The deal will expand the iPhone maker's chip operations in Europe. 

Since the first iPhones a decade ago, Apple has used Dialog power-management chips to manage their battery life. 

Under the deal, Apple is buying patents, a team of about 300 engineers, most of whom already worked on chips for Apple devices, and Dialog offices in Britain, Italy and Germany. 

Dialog said its 2018 revenue would not be affected and it would continue shipments of existing products to Apple. 

For now, the deal settles questions about future relations between Apple and Dialog, whose shares tumbled this year when it said Apple planned to use chips from another supplier, which was widely believed to be Apple itself. 

Dialog's shares rose 17% in pre-market trading in Frankfurt, as the Apple deal secured their business relationship for the next three years. 
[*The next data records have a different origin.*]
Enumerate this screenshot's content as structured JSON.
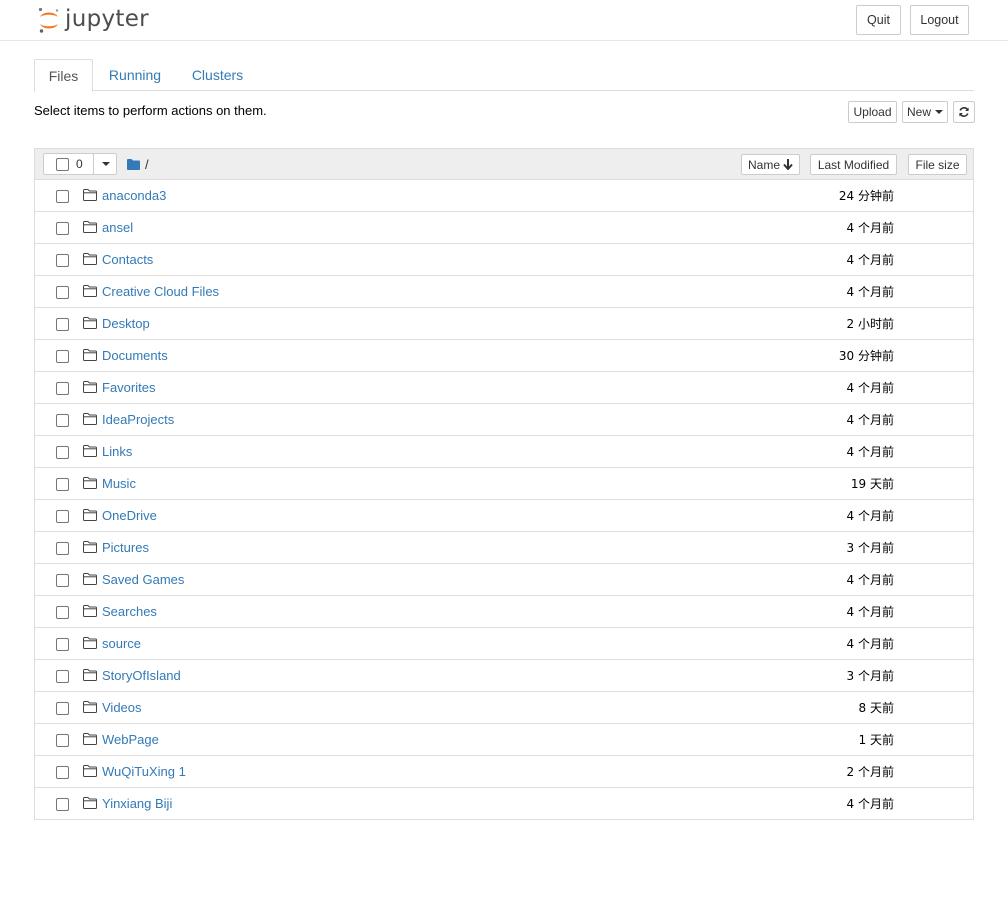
{
  "header": {
    "logo_text": "jupyter",
    "quit_label": "Quit",
    "logout_label": "Logout"
  },
  "tabs": [
    {
      "label": "Files",
      "active": true
    },
    {
      "label": "Running",
      "active": false
    },
    {
      "label": "Clusters",
      "active": false
    }
  ],
  "toolbar": {
    "hint": "Select items to perform actions on them.",
    "upload_label": "Upload",
    "new_label": "New",
    "refresh_icon": "refresh-icon"
  },
  "list_header": {
    "selected_count": "0",
    "breadcrumb_root": "/",
    "sort_name_label": "Name",
    "sort_modified_label": "Last Modified",
    "sort_size_label": "File size"
  },
  "items": [
    {
      "name": "anaconda3",
      "modified": "24 分钟前"
    },
    {
      "name": "ansel",
      "modified": "4 个月前"
    },
    {
      "name": "Contacts",
      "modified": "4 个月前"
    },
    {
      "name": "Creative Cloud Files",
      "modified": "4 个月前"
    },
    {
      "name": "Desktop",
      "modified": "2 小时前"
    },
    {
      "name": "Documents",
      "modified": "30 分钟前"
    },
    {
      "name": "Favorites",
      "modified": "4 个月前"
    },
    {
      "name": "IdeaProjects",
      "modified": "4 个月前"
    },
    {
      "name": "Links",
      "modified": "4 个月前"
    },
    {
      "name": "Music",
      "modified": "19 天前"
    },
    {
      "name": "OneDrive",
      "modified": "4 个月前"
    },
    {
      "name": "Pictures",
      "modified": "3 个月前"
    },
    {
      "name": "Saved Games",
      "modified": "4 个月前"
    },
    {
      "name": "Searches",
      "modified": "4 个月前"
    },
    {
      "name": "source",
      "modified": "4 个月前"
    },
    {
      "name": "StoryOfIsland",
      "modified": "3 个月前"
    },
    {
      "name": "Videos",
      "modified": "8 天前"
    },
    {
      "name": "WebPage",
      "modified": "1 天前"
    },
    {
      "name": "WuQiTuXing 1",
      "modified": "2 个月前"
    },
    {
      "name": "Yinxiang Biji",
      "modified": "4 个月前"
    }
  ],
  "colors": {
    "link": "#337ab7",
    "logo_orange": "#f37726",
    "header_bg": "#eeeeee"
  }
}
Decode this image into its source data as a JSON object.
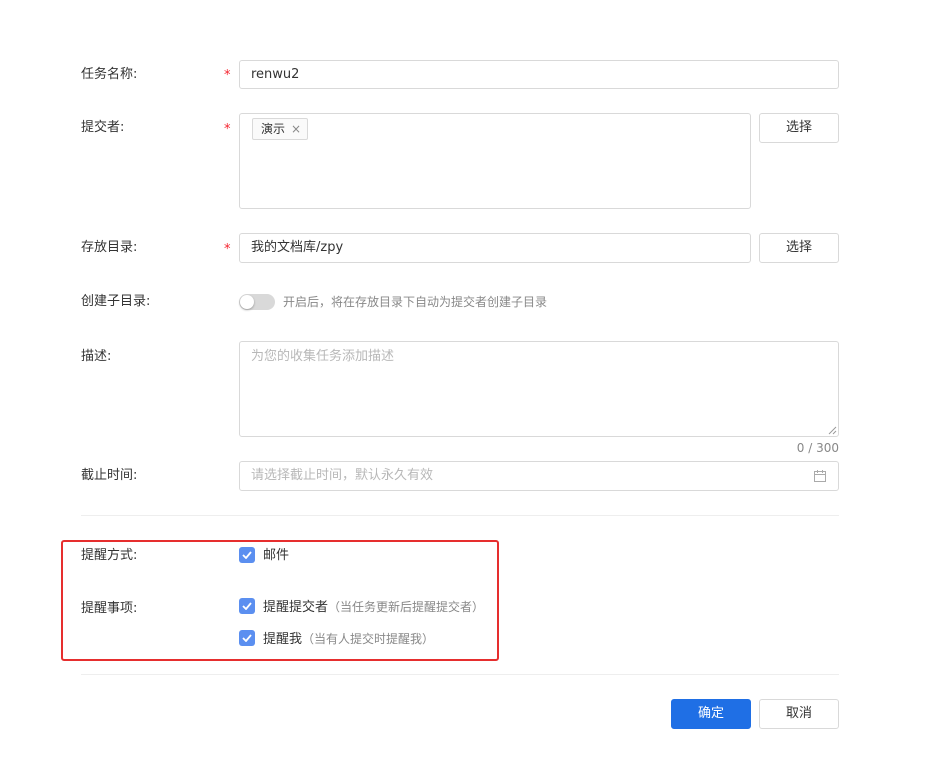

The Anglo-German chipmaker also said it would begin a share buyback programme for up to 10% of its stock following its next quarterly trading update. 

Other chip designers in Europe have struggled to manage their relationship with Apple due to its sheer scale. The UK's Imagination Technologies ended up being sold to a Chinese-backed investment fund last year after losing Apple as a client. 

Half of the deal's value, or about $300m, is cash for the Dialog engineers and offices and the other $300m is pre-payment to Dialog for supplying chips over the next three years, the companies said. 

Dialog said it would continue to deliver chips to other customers, focusing on the automotive and internet-of-things markets, among others. 

"This transaction reaffirms our long-standing relationship with Apple, and demonstrates the value of the strong business and technologies we have built at Dialog," Dialog CEO Jalal Bagherli said. 

The deal represents an expansion of Apple's chip design operations, which kicked into high gear in 2010 when the company released its first custom processor for the iPad and iPhone. 

Apple is buying about 16% of Dialog's workforce. 

Apple said these employees would stay in Europe and would report to Johny Srouji, the company's senior vice president of hardware technologies who oversees Apple's chip design efforts. 

"Dialog has deep expertise in chip development, and we are thrilled to have this talented group of engineers who’ve long supported our products now working directly for Apple," Srouji said. 

"Our relationship with Dialog goes all the way back to the early iPhones, and we look forward to continuing this long-standing relationship with them." 

Apple has added around 20,000 employees in Europe since 2000. It already has a chip design centres in Munich, Germany, where it employs 1,000 staff, and St Albans, Britain. 

Today's deal will give Apple four more from Dialog, in Livorno in Italy, Swindon in Britain, and Nabern and Neuaubing in Germany. 

The transaction is expected to close in the first half of 2019, subject to customary closings and regulator approvals, Dialog said.